Top Five Mistakes Made by America’s Next Top Model Contestants

With nine seasons of America’s Next Top Model (ANTM) tucked firmly under her Prada belt, Tyra Banks has led hordes of hopeful women a little bit closer to their dreams of becoming high fashion models. Each season, millions of viewers tune in to the CW network to get a glimpse of some of reality TV’s most beautiful and interesting young women. Along the way, the show’s judges and mentors have plenty of input in what they’re looking for from the young ladies. Somehow, the contestants seem to find themselves in the “confession room” in tears for one reason or another. The show possesses its requisite number of shocks, twists, and surprises—enough to keep viewers interested. But a few things do remain constant, no matter who the “stars” of the show happen to be; every season, the young contestants seems to be making some of the same mistakes…

Thin Skin/ Thick Skin

Of course ANTM is counting on the contestants’ vibrant personalities to secure solid ratings. That being said, some of the young ladies seem to fall in to the very obvious trap of letting the other models get under their skin. In Cycle 5 Coryn found the outspoken Lisa to be her personal nemesis. But in various episodes over the seasons, other models have discovered that one or more of their house mates could be easily intimidated by flagrant behavior.
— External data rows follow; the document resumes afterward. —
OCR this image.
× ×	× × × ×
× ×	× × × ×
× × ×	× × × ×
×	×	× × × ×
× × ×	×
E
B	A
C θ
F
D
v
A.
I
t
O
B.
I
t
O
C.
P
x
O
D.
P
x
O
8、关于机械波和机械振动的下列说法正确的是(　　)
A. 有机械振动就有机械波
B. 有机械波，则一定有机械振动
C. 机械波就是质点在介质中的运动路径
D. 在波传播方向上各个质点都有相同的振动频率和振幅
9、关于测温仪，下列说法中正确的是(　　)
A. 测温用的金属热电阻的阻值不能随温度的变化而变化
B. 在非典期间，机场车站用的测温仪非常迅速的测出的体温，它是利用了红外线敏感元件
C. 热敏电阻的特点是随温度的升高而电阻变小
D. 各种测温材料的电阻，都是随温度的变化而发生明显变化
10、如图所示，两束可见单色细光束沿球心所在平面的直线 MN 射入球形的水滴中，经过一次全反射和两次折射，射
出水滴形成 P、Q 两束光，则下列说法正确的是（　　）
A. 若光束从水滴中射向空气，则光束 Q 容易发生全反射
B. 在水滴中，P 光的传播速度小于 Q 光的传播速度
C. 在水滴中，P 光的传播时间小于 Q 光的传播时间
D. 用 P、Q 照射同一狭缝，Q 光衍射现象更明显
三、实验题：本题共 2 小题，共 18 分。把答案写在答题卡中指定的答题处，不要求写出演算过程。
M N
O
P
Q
But the bottom line is that whether the ladies become BFFs or enemies, there can ultimately be only one winner. If the women who found their feathers ruffled would simply learn how to deflect the negative criticism of other contestants, they would stand a much better chance of learning how to work their own individual appeal instead of constantly comparing themselves to the others.

Missing the Obvious

One of the most common mistakes ANTM contestants make on the show is in not listening to the judges. During panel judging, the mentors offer very specific advice for each contestant. However, it is up to each model to take the advice to heart, making it work for her. A few models seem to understand this, and are subsequently praised during panel. But many of them often miss the obvious. Additionally, notice that before each panel’s judging, Tyra Banks reiterates the exact collection of prizes that the girls are competing for. In addition to reminding the contestants of their potential bounty, Tyra is also hoping that an explanation of the prizes will help them to see what the judges are ultimately looking for. But very few of them ever really pay close attention; for the types of prizes offered make all the difference. A six-page spread in Seventeen magazine, and a series of CoverGirl ads represent a fairly specific look and attitude. This is why when the models’ photo shoots border on the risque, the judges often refer to the poses as very “Men’s Magazine.” They are looking for women who can embrace their sex appeal, but in a refreshing and “innocent way.” Additionally, the judges are looking to see how easily the models transform into clean, young, couture-inspired “billboards.”

If It Walks Like A Duck

By the time the models have made it into the final 10 or so, there is the expectation that they look like “models” during panel judging from that point forward. Wearing too much make-up or jewelry, and having complicated hair styles never wins any points with the critical judges. On more than one occasion did earlier cycles find judge Janice Dickinson berating the girls for looking “too pedestrian” (that is—indistinct from the average woman strolling down the street.) Not looking “like models” during panel judging clearly is one thing that will send a girl packing. Each week, the judges are looking for improvement—some evidence that the women are beginning to embrace the routine requirements of being a model. If they continue to show up unable to create an impression on judges they’ll be history by the next commercial break.

Less Is More

Sometimes it is difficult for the ANTM models to understand the fine line between too much, and too little. The various sets, and revolving door of photographers and stylists can make it difficult to determine exactly how much Va-Va-Voom to incorporate into their personas. That being said, many of the ladies end up going overboard in their posing and commercials, the finished product seeming “forced.” For example, Cycle 10’s quick release of Allison Kuehn was mainly due to her over-thinking her poses, and failing to relax into the environment; her self-appointed arrogance was also a selling point for her departure. Cycle 7 twins Amanda and Michelle, on the contrary, won a litany of praise from judges based on their acceptance of their “awkwardness” as the foundation for their appeal. As a result, at times the judges were at odds as to which one was their favorite.

The Blank Canvas

Truly, one of the biggest mistakes made on America’s Next Top Model, is the failure to become a blank canvas no matter the challenge. This is most evidenced in the models’ reluctance to let go of their personal style during the make-over portion of the show. (Subsequently, this is why the make-over portion is one of the most popular segments in the program.) During each photo shoot, the photographers and stylists present specific themes for the young ladies to follow. What the women fail to realize is that the judges are not looking for “who’s the prettiest”, per se; they are looking to see who embraces the environment the most, while using her own personality to sell the photo. Becoming a blank canvas is especially difficult when there are so many versions of beauty to adhere to. Ultimately however, the ANTM contestant who best represents a fresh face with couture tendencies will end up hanging around until the end.